Caller passes Idempotency-Key: <unique-id> on POST /v1/predict; the server caches (tenant_id, sha256(key)) → run_id with a 24 h TTL. Subsequent retries with the same key return the cached run_id instead of starting a new run.

Useful when a caller's network is flaky and they can't tell whether a POST landed.

Storage

File-backed: $MANTIS_DATA_DIR/idempotency/<tenant_id>/<sha256-hex>.json

{
  "run_id": "20260428_021432_076255ef",
  "response": { ... cached /v1/predict response ... },
  "stored_at": 1730068472.331
}

Per-process in-memory cache fronts the file lookups for speed; the sidecar means a replica restart preserves the entries.

TTL

Default 24 h, fixed in code (DEFAULT_TTL_SECONDS). Expired entries are pruned lazily — they get deleted on next read attempt. There's no background sweeper, so a long-idle directory can accumulate stale files. Run a cron if that bothers you:

find $MANTIS_DATA_DIR/idempotency -name "*.json" -mtime +1 -delete

Per-tenant isolation

The cache key includes tenant_id, so tenant A and tenant B can use the same idempotency key string without collision. They genuinely cannot read each other's cache entries — directories are tenant-prefixed.

Multi-replica caveat

The on-disk sidecar only helps within one replica's view of the volume. With multiple replicas, the in-memory layer of replica A doesn't know about replica B's stores until the file gets re-read.

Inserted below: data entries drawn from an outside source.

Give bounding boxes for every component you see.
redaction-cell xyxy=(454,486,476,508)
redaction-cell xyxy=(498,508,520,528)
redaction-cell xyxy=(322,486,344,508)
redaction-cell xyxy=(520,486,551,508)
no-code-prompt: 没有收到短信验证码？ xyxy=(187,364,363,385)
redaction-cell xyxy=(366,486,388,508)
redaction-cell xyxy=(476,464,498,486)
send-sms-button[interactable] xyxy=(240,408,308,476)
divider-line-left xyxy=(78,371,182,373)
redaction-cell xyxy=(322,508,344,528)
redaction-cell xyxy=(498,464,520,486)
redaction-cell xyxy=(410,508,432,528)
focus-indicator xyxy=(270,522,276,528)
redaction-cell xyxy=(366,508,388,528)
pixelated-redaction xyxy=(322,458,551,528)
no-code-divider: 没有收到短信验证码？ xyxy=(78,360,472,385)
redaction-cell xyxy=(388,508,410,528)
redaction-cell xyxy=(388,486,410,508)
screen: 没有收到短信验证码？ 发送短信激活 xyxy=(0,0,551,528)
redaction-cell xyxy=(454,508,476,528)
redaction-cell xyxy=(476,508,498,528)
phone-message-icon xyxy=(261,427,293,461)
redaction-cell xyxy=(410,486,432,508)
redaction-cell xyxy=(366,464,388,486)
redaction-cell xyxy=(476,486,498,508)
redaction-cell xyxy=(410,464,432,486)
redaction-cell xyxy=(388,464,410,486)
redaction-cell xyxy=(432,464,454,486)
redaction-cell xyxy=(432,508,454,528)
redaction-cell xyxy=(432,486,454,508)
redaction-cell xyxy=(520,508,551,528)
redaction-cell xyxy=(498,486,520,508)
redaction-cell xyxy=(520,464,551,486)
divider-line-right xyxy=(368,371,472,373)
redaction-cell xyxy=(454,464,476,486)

For strict cluster-wide idempotency, swap to Redis (Tier 2.5 plan) — the interface in src/mantis_agent/idempotency.py is designed for it.

Observability

mantis_predict_requests_total{tenant_id="acme", mode="run", outcome="idempotent_hit"}

A high idempotent_hit rate means callers are retrying often — investigate their network or your latency before raising rate limits.